高峰秀子は、大正13年に北海道函館に生まれている。生家は「マルヒラ砂場」というそば料理の料亭をしていた。4歳の時に母親が病死、父親の妹しげの希望により、しげの養女となる。

 しげは17歳のとき、函館にやってきた活動弁士萩野市治と駆け落ち、市治は活動弁士を廃業、興行ブローカーとなり家には全く寄り付かず、しげは針仕事で生計をたてた。

 こんな事情で、高峰は父親を知らないで育つ。父親が欲しかっただろうし、憧れが強かった。

 梅原龍三郎は高峰にとって父親代わりだったように思う。高峰の龍三郎への気配り、世話はこの作品を読むと、度が過ぎている。夫の松山善三も梅原の艶子夫人も内心は穏やかではなかったのではと思ってしまう。

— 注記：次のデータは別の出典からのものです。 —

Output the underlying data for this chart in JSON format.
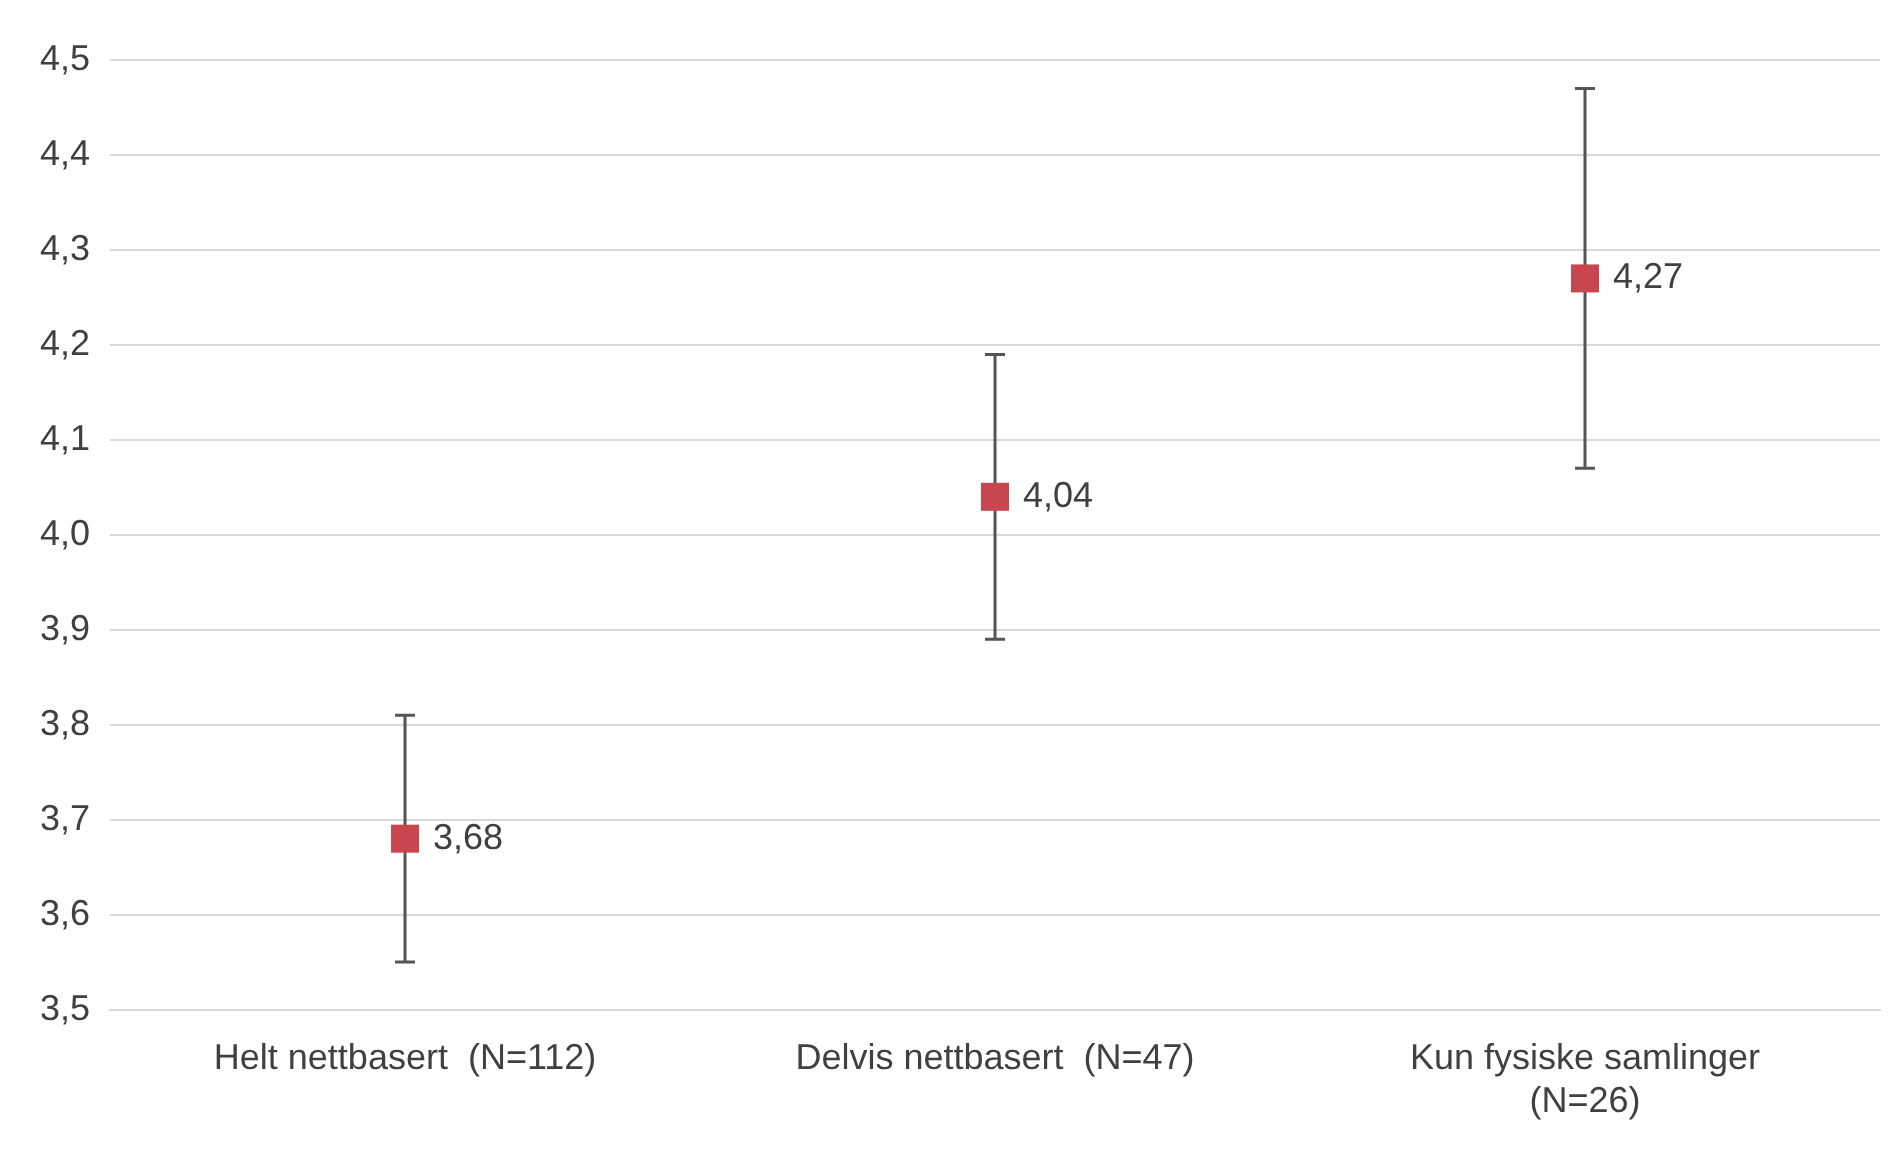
{
  "chart_data": {
    "type": "scatter",
    "categories": [
      "Helt nettbasert  (N=112)",
      "Delvis nettbasert  (N=47)",
      "Kun fysiske samlinger (N=26)"
    ],
    "values": [
      3.68,
      4.04,
      4.27
    ],
    "errors": [
      [
        3.55,
        3.81
      ],
      [
        3.89,
        4.19
      ],
      [
        4.07,
        4.47
      ]
    ],
    "color": "#c8474f",
    "marker": "square",
    "data_labels": true,
    "value_labels": [
      "3,68",
      "4,04",
      "4,27"
    ],
    "ylim": [
      3.5,
      4.5
    ],
    "yticks": [
      {
        "value": 3.5,
        "label": "3,5"
      },
      {
        "value": 3.6,
        "label": "3,6"
      },
      {
        "value": 3.7,
        "label": "3,7"
      },
      {
        "value": 3.8,
        "label": "3,8"
      },
      {
        "value": 3.9,
        "label": "3,9"
      },
      {
        "value": 4.0,
        "label": "4,0"
      },
      {
        "value": 4.1,
        "label": "4,1"
      },
      {
        "value": 4.2,
        "label": "4,2"
      },
      {
        "value": 4.3,
        "label": "4,3"
      },
      {
        "value": 4.4,
        "label": "4,4"
      },
      {
        "value": 4.5,
        "label": "4,5"
      }
    ],
    "grid": "y",
    "legend": false
  }
}
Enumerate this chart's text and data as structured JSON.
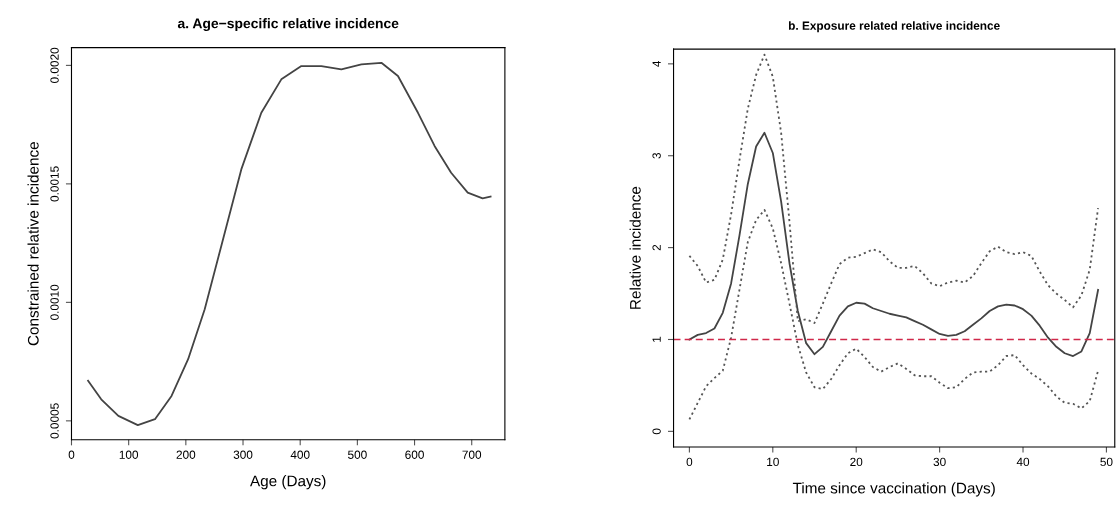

 イタリアとスイスにまたがっているマジョール湖の畔のベンチで休んでいるとき、艶子夫人が暑い、暑いを連発するので、高峰が何事かと思い、夫人を大木の陰に連れてゆく。艶子夫人が、ふうふう言いながらほどいたしょいあげの、帯のかわりに、新聞紙にくるんだ弁当箱大の100ドル紙幣札が汗を吸って固まっていた。

 艶子夫人いわく
次々画商がやってきて、絵画の前金だとおいてゆく。しまうところがないので、帯にしょっている。こんなものを背中にしょっていると重くて と言う。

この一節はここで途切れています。